Both of Git and Mercurial can have configured shortcuts and aliases for nearly any of the native commands. These are useful in the cases when you find yourself repeating the same command over and over again.
The following examples can be written in the given configuration files. In both cases the configuration file can be found from users home directory.
Also in both cases the format of the configuration is equal, name = value
.
Comments can be written by starting the line with #
or ;
.
The examples below try to achieve same or very similar behaviour in both version control systems.
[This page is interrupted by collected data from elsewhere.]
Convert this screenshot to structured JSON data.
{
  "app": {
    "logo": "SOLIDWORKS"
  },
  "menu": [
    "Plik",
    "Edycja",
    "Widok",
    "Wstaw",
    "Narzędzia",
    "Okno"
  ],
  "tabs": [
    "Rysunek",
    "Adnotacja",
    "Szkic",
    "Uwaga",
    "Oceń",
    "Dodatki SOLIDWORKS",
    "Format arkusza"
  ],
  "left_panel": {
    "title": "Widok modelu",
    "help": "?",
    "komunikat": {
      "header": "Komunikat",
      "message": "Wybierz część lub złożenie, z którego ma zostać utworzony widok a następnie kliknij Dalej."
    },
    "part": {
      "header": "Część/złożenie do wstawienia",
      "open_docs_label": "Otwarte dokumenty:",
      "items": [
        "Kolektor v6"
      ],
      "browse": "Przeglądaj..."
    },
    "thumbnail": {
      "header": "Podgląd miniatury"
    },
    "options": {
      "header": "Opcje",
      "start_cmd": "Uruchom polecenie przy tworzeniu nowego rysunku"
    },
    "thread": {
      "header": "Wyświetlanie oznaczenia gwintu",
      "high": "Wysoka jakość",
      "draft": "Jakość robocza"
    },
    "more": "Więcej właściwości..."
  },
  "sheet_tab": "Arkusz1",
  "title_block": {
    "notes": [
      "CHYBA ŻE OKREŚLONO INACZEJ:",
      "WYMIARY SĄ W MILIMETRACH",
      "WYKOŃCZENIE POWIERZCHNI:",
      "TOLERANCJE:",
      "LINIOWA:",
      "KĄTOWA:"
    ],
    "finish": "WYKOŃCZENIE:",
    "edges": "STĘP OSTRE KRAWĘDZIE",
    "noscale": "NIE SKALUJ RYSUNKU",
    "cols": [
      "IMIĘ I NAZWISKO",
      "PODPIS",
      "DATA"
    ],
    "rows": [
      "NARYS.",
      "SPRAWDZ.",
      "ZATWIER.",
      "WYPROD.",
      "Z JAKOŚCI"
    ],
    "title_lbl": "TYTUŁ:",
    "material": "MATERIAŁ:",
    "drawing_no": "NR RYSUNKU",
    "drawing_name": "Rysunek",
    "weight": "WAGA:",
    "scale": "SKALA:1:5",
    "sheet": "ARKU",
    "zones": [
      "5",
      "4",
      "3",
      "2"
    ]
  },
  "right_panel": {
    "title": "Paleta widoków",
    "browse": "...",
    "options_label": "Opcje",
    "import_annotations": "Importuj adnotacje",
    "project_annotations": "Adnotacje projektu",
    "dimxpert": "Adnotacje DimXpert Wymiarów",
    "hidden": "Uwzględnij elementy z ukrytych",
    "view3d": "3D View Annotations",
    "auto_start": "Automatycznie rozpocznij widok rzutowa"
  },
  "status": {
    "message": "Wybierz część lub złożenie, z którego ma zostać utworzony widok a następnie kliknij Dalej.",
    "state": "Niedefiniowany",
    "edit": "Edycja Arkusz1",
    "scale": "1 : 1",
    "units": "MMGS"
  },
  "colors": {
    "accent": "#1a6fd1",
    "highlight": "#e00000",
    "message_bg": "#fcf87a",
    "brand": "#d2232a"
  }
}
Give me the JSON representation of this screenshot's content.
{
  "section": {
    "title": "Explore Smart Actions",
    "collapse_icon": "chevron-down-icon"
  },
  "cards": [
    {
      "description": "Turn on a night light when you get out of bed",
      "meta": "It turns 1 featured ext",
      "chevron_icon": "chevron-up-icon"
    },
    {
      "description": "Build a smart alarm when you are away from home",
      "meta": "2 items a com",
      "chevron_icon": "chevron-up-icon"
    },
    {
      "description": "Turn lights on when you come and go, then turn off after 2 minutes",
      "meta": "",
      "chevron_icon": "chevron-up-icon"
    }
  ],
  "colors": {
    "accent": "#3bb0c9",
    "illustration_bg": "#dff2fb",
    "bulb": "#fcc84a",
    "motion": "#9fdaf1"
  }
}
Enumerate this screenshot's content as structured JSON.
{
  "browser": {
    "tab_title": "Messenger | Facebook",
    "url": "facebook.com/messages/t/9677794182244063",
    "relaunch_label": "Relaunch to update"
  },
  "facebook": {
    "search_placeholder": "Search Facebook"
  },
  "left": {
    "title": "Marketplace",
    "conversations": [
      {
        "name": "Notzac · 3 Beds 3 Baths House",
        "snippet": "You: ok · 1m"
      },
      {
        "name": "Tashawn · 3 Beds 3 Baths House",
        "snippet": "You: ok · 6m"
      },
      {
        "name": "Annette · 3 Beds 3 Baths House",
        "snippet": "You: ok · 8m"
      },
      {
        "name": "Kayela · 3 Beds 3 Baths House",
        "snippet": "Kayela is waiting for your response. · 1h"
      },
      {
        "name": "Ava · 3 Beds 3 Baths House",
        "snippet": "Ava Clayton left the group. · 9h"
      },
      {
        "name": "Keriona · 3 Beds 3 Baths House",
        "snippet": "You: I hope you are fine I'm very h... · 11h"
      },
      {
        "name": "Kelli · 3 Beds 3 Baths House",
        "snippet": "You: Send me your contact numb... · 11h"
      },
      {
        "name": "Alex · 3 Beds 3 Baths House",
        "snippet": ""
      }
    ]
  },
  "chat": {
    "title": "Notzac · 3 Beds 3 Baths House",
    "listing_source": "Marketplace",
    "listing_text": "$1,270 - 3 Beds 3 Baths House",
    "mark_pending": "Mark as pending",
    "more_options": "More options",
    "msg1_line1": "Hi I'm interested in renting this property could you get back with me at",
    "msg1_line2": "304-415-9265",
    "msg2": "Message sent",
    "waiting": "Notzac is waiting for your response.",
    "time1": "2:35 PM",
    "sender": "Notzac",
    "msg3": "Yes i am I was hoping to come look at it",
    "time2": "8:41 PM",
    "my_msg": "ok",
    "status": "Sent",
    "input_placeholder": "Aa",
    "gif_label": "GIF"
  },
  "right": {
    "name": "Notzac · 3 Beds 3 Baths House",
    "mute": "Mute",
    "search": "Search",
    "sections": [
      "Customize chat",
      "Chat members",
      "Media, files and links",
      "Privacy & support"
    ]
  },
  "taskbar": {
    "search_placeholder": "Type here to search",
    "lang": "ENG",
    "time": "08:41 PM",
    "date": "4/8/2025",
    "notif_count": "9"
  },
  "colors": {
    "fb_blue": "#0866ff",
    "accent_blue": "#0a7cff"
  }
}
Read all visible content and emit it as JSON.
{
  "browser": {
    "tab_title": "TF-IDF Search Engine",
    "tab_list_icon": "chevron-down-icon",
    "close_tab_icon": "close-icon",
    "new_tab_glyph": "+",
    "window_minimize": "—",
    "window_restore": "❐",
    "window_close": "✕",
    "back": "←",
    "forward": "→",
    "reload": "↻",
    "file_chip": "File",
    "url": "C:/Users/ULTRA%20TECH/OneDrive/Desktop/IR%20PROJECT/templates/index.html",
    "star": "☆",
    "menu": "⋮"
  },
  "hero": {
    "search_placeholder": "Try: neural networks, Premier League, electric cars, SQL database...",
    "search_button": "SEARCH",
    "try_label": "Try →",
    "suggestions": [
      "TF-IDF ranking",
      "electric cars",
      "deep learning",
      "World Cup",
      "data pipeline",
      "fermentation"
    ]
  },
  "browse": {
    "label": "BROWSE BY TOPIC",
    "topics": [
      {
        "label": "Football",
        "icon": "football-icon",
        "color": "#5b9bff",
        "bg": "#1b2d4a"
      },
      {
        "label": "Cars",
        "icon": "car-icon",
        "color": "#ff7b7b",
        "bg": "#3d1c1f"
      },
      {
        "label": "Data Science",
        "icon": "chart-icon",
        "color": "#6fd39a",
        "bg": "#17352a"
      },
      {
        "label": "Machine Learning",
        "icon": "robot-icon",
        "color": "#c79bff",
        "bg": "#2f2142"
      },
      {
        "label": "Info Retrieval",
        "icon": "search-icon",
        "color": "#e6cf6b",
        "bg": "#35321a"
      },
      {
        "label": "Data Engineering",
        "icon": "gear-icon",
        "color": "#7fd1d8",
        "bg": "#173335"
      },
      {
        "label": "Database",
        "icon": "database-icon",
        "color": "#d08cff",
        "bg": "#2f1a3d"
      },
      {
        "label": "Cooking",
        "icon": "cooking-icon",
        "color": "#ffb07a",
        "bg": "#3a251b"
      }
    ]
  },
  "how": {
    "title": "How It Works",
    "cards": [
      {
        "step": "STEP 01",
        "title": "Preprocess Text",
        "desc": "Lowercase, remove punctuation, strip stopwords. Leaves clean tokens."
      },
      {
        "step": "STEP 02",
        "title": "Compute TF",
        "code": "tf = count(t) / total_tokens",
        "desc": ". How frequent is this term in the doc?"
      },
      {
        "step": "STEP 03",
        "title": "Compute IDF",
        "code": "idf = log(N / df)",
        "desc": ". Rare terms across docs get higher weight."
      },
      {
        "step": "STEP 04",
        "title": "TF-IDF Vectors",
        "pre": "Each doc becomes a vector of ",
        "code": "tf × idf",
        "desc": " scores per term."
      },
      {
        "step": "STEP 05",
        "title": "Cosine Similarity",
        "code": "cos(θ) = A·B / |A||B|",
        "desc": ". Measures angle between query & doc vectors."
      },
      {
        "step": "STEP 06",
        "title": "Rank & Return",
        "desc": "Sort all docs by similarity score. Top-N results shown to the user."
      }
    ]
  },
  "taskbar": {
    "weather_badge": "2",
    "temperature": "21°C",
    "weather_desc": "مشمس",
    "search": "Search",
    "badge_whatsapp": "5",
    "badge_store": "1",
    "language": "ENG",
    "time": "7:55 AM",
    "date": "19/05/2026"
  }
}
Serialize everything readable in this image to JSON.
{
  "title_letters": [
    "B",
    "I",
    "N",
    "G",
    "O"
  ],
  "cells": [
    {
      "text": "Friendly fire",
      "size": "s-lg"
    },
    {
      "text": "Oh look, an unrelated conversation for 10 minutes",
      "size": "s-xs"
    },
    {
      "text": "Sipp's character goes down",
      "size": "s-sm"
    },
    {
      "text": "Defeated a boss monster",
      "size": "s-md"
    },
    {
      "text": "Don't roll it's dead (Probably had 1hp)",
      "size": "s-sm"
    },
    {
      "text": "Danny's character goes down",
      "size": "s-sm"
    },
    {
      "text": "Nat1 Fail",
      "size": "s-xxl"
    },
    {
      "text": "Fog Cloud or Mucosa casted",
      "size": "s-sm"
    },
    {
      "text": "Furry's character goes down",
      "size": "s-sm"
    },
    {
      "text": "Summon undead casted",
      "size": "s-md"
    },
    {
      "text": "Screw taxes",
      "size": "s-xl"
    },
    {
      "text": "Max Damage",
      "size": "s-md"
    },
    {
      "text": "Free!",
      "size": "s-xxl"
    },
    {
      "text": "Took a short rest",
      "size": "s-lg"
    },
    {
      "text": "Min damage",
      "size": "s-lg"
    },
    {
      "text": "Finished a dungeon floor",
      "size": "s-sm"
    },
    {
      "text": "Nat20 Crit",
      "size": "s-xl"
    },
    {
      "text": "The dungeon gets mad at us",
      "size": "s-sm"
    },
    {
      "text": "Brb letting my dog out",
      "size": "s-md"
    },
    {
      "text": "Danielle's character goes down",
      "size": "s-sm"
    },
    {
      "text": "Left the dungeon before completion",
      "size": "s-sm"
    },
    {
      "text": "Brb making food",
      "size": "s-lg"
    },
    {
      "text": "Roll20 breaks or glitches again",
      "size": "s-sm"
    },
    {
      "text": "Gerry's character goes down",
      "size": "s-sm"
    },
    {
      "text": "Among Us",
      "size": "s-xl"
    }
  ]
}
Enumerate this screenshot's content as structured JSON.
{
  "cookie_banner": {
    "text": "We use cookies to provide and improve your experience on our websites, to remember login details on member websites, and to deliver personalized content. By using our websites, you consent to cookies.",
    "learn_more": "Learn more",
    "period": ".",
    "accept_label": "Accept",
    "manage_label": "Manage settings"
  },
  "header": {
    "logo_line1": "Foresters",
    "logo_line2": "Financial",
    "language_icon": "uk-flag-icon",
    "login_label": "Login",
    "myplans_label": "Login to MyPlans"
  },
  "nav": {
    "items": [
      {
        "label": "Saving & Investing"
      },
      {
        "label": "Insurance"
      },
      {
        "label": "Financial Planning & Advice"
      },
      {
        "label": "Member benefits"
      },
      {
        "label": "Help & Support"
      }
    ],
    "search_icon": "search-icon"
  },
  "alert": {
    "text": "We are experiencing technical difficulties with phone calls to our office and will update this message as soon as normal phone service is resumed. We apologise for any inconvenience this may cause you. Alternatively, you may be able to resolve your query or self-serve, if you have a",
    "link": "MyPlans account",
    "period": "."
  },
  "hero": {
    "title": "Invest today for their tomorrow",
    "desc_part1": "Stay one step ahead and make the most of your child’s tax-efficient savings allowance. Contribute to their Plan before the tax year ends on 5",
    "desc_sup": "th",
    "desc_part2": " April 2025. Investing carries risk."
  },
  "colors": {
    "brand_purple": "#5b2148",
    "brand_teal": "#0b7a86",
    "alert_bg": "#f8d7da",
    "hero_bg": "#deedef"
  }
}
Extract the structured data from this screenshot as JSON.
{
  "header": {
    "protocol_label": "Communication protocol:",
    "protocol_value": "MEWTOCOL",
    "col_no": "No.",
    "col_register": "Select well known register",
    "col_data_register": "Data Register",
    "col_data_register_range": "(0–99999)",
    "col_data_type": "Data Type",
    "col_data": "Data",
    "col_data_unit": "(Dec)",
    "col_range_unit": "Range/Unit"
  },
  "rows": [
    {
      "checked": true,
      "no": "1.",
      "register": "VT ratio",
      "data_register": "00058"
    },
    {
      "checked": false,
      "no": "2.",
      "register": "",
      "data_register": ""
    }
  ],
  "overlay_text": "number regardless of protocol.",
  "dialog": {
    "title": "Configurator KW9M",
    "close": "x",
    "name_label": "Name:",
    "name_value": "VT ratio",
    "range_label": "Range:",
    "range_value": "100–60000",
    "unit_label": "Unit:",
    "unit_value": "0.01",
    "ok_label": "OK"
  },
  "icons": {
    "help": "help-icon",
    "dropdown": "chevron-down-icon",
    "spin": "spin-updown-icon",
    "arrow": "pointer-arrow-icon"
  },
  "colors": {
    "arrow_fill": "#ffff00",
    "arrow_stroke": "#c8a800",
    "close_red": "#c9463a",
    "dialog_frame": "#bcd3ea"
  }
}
For more details about the differences and similarities between these two, can be found from Mercurial Wiki and Rosetta Stone.
Mercurial
Configuration file is usually called mercurial.ini
or .hgrc
.
[alias]
# Git commands
amend = commit --amend
fetch = pull
fsck = verify
# Shortcuts
br = branch
ci = commit
co = checkout
count = log --template "{author|person}\n" | sort | uniq -c | sort
df = diff
rr = revert -a
st = !hg branch && hg status
Git
Configuration file is usually named as .gitconfig
.
[alias]
# Mercurial commands
addremove = add -A
manifest = ls-tree -r --name-only --full-tree HEAD
verify = fsck
# Shortcuts
br = branch
ci = commit
co = checkout
count = !git shortlog -sn | sort
df = diff
rr = reset --hard
st = status -sb
Final thoughts
For example, both git st
and hg st
commands give nearly identical output. Both contain
the branch in question on the first line, followed by the changed, deleted, untracked and possible new files.
The above shortcuts should give a hint of the direction on how to create more custom commands.